We agree that basic implant dentistry is now the realm of the general dental practitioner. Recently, an attempt has been made to address the issue of regulation at a dental school level in Australia. In 2010, a consensus document was created with representatives from all the major dental schools which defined the guidelines for implant education, not only for dental students but for general dental practice as well.2 This was followed up by the publication of key competencies of implant management at the graduate dentist level.3 Such education has already started to be implemented into the dental curriculum with the Melbourne Model dental degree incorporating dental implant treatment planning as part of its curriculum. Guidelines have also been established for those graduate dentists wanting to undertake further training and gain competencies in implant dentistry procedures to facilitate the provision of dental implant treatment options at a general dental practice level.4

Although one would expect postgraduate training in such specialities as oral and maxillofacial surgery, periodontics or prosthodontics to provide adequate training for dental implant management, even these courses or training programmes should undergo a level of clinical governance and audit to maintain standards and quality.
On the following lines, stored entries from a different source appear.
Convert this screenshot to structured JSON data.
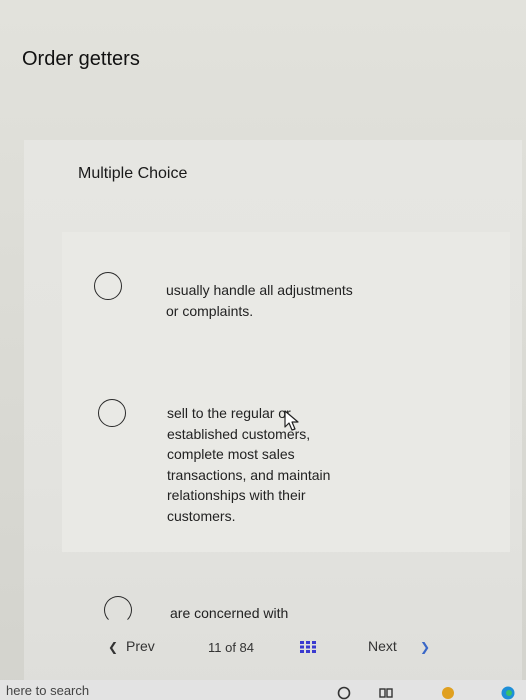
{
  "question": {
    "title": "Order getters",
    "type_label": "Multiple Choice"
  },
  "options": [
    {
      "text": "usually handle all adjustments\nor complaints."
    },
    {
      "text": "sell to the regular or\nestablished customers,\ncomplete most sales\ntransactions, and maintain\nrelationships with their\ncustomers."
    },
    {
      "text": "are concerned with"
    }
  ],
  "navigation": {
    "prev_label": "Prev",
    "prev_icon": "chevron-left-icon",
    "progress": "11 of 84",
    "grid_icon": "grid-icon",
    "next_label": "Next",
    "next_icon": "chevron-right-icon"
  },
  "taskbar": {
    "search_text": "here to search"
  },
  "colors": {
    "accent_blue": "#3a67c7"
  }
}
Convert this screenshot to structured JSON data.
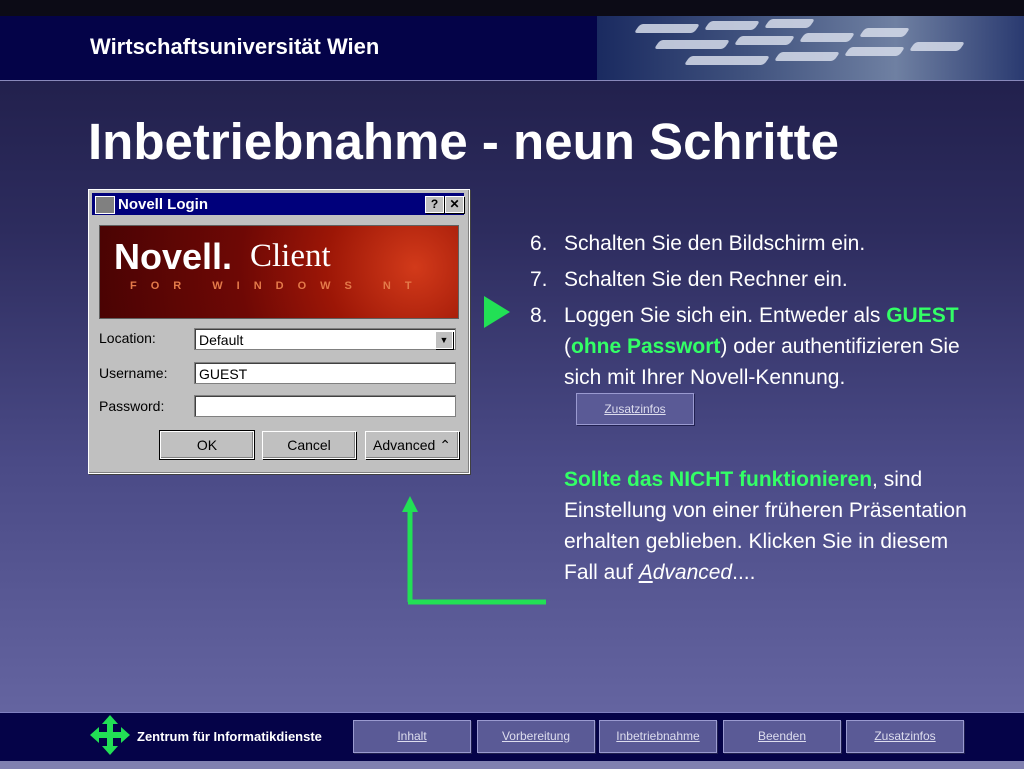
{
  "header": {
    "university": "Wirtschaftsuniversität Wien"
  },
  "title": "Inbetriebnahme - neun Schritte",
  "dialog": {
    "title": "Novell Login",
    "help_btn": "?",
    "close_btn": "✕",
    "banner_brand": "Novell.",
    "banner_client": "Client",
    "banner_sub": "FOR WINDOWS NT",
    "location_label": "Location:",
    "location_value": "Default",
    "username_label": "Username:",
    "username_value": "GUEST",
    "password_label": "Password:",
    "password_value": "",
    "ok_label": "OK",
    "cancel_label": "Cancel",
    "advanced_label": "Advanced"
  },
  "steps": [
    {
      "num": "6.",
      "text": "Schalten Sie den Bildschirm ein."
    },
    {
      "num": "7.",
      "text": "Schalten Sie den Rechner ein."
    },
    {
      "num": "8.",
      "pre": "Loggen Sie sich ein. Entweder als ",
      "guest": "GUEST",
      "open": " (",
      "nopass": "ohne Passwort",
      "post": ") oder authentifizieren Sie sich mit Ihrer Novell-Kennung."
    }
  ],
  "zusatzinfos_inline": "Zusatzinfos",
  "warning": {
    "bold": "Sollte das NICHT funktionieren",
    "text": ", sind Einstellung von einer früheren Präsentation erhalten geblieben. Klicken Sie in diesem Fall auf ",
    "adv_A": "A",
    "adv_rest": "dvanced",
    "ellipsis": "...."
  },
  "footer": {
    "org": "Zentrum für Informatikdienste",
    "nav": [
      "Inhalt",
      "Vorbereitung",
      "Inbetriebnahme",
      "Beenden",
      "Zusatzinfos"
    ]
  },
  "colors": {
    "accent_green": "#33ff66",
    "header_bg": "#040348",
    "title_bar": "#00007b"
  }
}
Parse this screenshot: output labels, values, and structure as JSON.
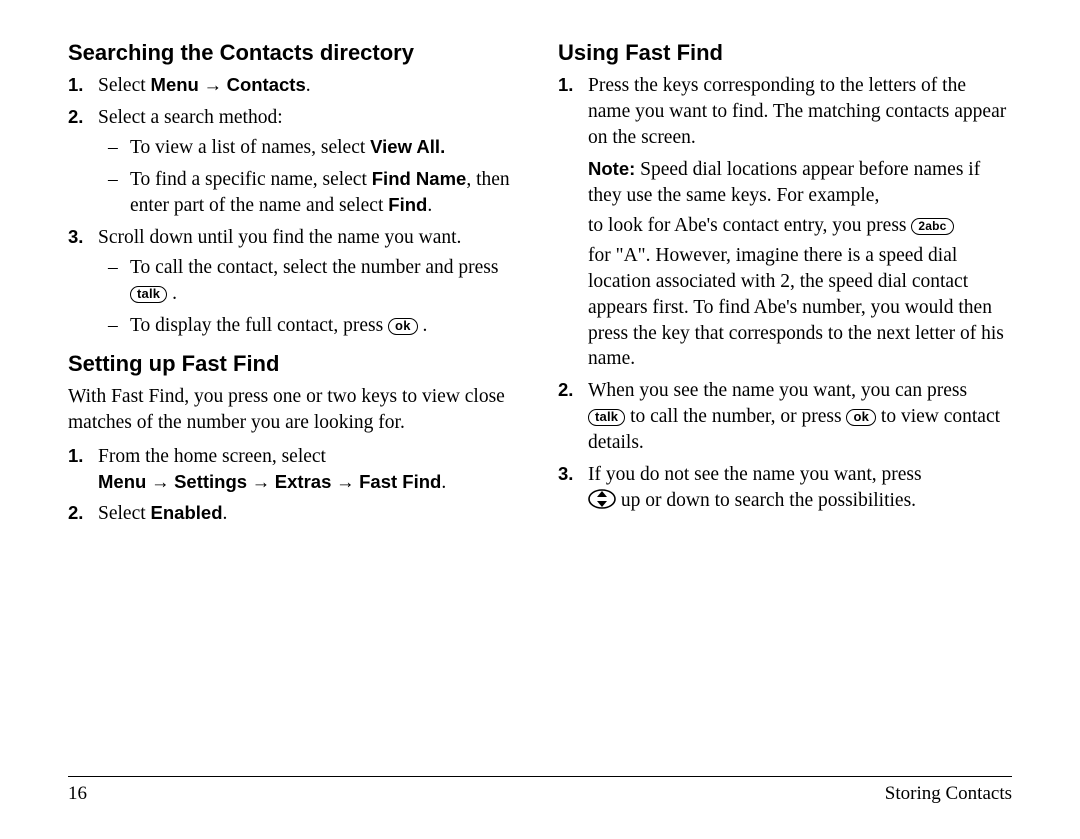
{
  "left": {
    "h1": "Searching the Contacts directory",
    "step1_a": "Select ",
    "step1_b_menu": "Menu",
    "step1_arrow": " → ",
    "step1_c_contacts": "Contacts",
    "step1_d": ".",
    "step2": "Select a search method:",
    "step2_dash1_a": "To view a list of names, select ",
    "step2_dash1_b": "View All.",
    "step2_dash2_a": "To find a specific name, select ",
    "step2_dash2_b": "Find Name",
    "step2_dash2_c": ", then enter part of the name and select ",
    "step2_dash2_d": "Find",
    "step2_dash2_e": ".",
    "step3": "Scroll down until you find the name you want.",
    "step3_dash1_a": "To call the contact, select the number and press ",
    "step3_dash1_key": "talk",
    "step3_dash1_b": " .",
    "step3_dash2_a": "To display the full contact, press ",
    "step3_dash2_key": "ok",
    "step3_dash2_b": " .",
    "h2": "Setting up Fast Find",
    "ff_intro": "With Fast Find, you press one or two keys to view close matches of the number you are looking for.",
    "ff1_a": "From the home screen, select",
    "ff1_path_menu": "Menu",
    "ff1_path_settings": "Settings",
    "ff1_path_extras": "Extras",
    "ff1_path_ff": "Fast Find",
    "ff1_path_end": ".",
    "ff2_a": "Select ",
    "ff2_b": "Enabled",
    "ff2_c": "."
  },
  "right": {
    "h1": "Using Fast Find",
    "step1": "Press the keys corresponding to the letters of the name you want to find. The matching contacts appear on the screen.",
    "note_label": "Note:",
    "note_a": " Speed dial locations appear before names if they use the same keys. For example,",
    "note_b": "to look for Abe's contact entry, you press ",
    "note_key2": "2abc",
    "note_c": "for \"A\". However, imagine there is a speed dial location associated with 2, the speed dial contact appears first. To find Abe's number, you would then press the key that corresponds to the next letter of his name.",
    "step2_a": "When you see the name you want, you can press ",
    "step2_key_talk": "talk",
    "step2_b": " to call the number, or press ",
    "step2_key_ok": "ok",
    "step2_c": " to view contact details.",
    "step3_a": "If you do not see the name you want, press ",
    "step3_b": " up or down to search the possibilities."
  },
  "footer": {
    "page": "16",
    "section": "Storing Contacts"
  },
  "markers": {
    "n1": "1.",
    "n2": "2.",
    "n3": "3."
  }
}
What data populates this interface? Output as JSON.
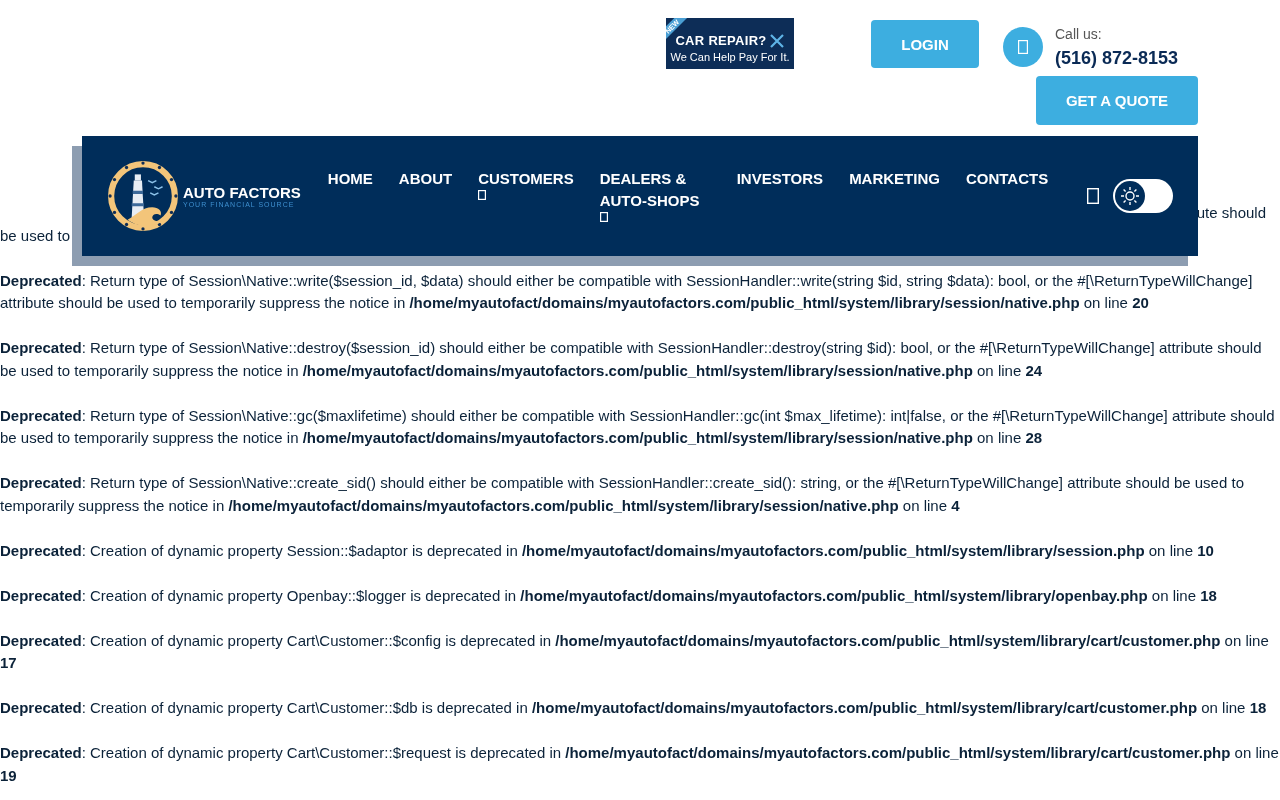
{
  "promo": {
    "badge": "NEW",
    "title": "CAR REPAIR?",
    "subtitle": "We Can Help Pay For It."
  },
  "login": "LOGIN",
  "call": {
    "label": "Call us:",
    "phone": "(516) 872-8153"
  },
  "quote": "GET A QUOTE",
  "nav": {
    "logo": {
      "name": "AUTO FACTORS",
      "tagline": "YOUR FINANCIAL SOURCE"
    },
    "items": [
      {
        "label": "HOME",
        "dropdown": false
      },
      {
        "label": "ABOUT",
        "dropdown": false
      },
      {
        "label": "CUSTOMERS",
        "dropdown": true
      },
      {
        "label": "DEALERS & AUTO-SHOPS",
        "dropdown": true
      },
      {
        "label": "INVESTORS",
        "dropdown": false
      },
      {
        "label": "MARKETING",
        "dropdown": false
      },
      {
        "label": "CONTACTS",
        "dropdown": false
      }
    ],
    "theme_toggle": {
      "on": false
    }
  },
  "hidden_notice": {
    "right_fragment": "ute should",
    "left_fragment": "be used to"
  },
  "notices": [
    "**Deprecated**: Return type of Session\\Native::write($session_id, $data) should either be compatible with SessionHandler::write(string $id, string $data): bool, or the #[\\ReturnTypeWillChange] attribute should be used to temporarily suppress the notice in **/home/myautofact/domains/myautofactors.com/public_html/system/library/session/native.php** on line **20**",
    "**Deprecated**: Return type of Session\\Native::destroy($session_id) should either be compatible with SessionHandler::destroy(string $id): bool, or the #[\\ReturnTypeWillChange] attribute should be used to temporarily suppress the notice in **/home/myautofact/domains/myautofactors.com/public_html/system/library/session/native.php** on line **24**",
    "**Deprecated**: Return type of Session\\Native::gc($maxlifetime) should either be compatible with SessionHandler::gc(int $max_lifetime): int|false, or the #[\\ReturnTypeWillChange] attribute should be used to temporarily suppress the notice in **/home/myautofact/domains/myautofactors.com/public_html/system/library/session/native.php** on line **28**",
    "**Deprecated**: Return type of Session\\Native::create_sid() should either be compatible with SessionHandler::create_sid(): string, or the #[\\ReturnTypeWillChange] attribute should be used to temporarily suppress the notice in **/home/myautofact/domains/myautofactors.com/public_html/system/library/session/native.php** on line **4**",
    "**Deprecated**: Creation of dynamic property Session::$adaptor is deprecated in **/home/myautofact/domains/myautofactors.com/public_html/system/library/session.php** on line **10**",
    "**Deprecated**: Creation of dynamic property Openbay::$logger is deprecated in **/home/myautofact/domains/myautofactors.com/public_html/system/library/openbay.php** on line **18**",
    "**Deprecated**: Creation of dynamic property Cart\\Customer::$config is deprecated in **/home/myautofact/domains/myautofactors.com/public_html/system/library/cart/customer.php** on line **17**",
    "**Deprecated**: Creation of dynamic property Cart\\Customer::$db is deprecated in **/home/myautofact/domains/myautofactors.com/public_html/system/library/cart/customer.php** on line **18**",
    "**Deprecated**: Creation of dynamic property Cart\\Customer::$request is deprecated in **/home/myautofact/domains/myautofactors.com/public_html/system/library/cart/customer.php** on line **19**"
  ]
}
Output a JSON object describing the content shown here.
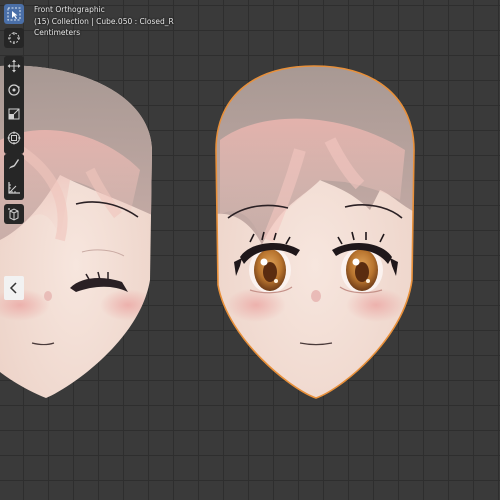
{
  "viewport": {
    "view_name": "Front Orthographic",
    "collection_line": "(15) Collection | Cube.050 : Closed_R",
    "units": "Centimeters"
  },
  "toolbar": {
    "tools": [
      {
        "name": "select-box-icon",
        "active": true
      },
      {
        "name": "cursor-icon",
        "active": false
      },
      {
        "name": "move-icon",
        "active": false
      },
      {
        "name": "rotate-icon",
        "active": false
      },
      {
        "name": "scale-icon",
        "active": false
      },
      {
        "name": "transform-icon",
        "active": false
      },
      {
        "name": "annotate-icon",
        "active": false
      },
      {
        "name": "measure-icon",
        "active": false
      },
      {
        "name": "add-cube-icon",
        "active": false
      }
    ]
  },
  "sidebar_toggle": {
    "icon": "chevron-left-icon"
  },
  "colors": {
    "grid_bg": "#3a3a3a",
    "grid_line": "#2e2e2e",
    "selection_outline": "#e8903a",
    "skin": "#f2dcd3",
    "hair": "#a89a94",
    "iris": "#b8742e"
  }
}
We have published such outcomes in late 2009 of the training programme in Victoria.5 Not only do such audits allow assessment of quality but they also have given us valuable feedback allowing implementation of improvements. The programme is scheduled to be re-audited soon.

Suboptimal dental care, though, can occur in any country throughout the world. Regulation of standards in implant dentistry will probably aid the quality of treatments performed. Nonetheless, regulation still cannot address the main issue of accountability with dental implant tourism nor can it provide compensation and management of complications for those who have had suboptimal treatment.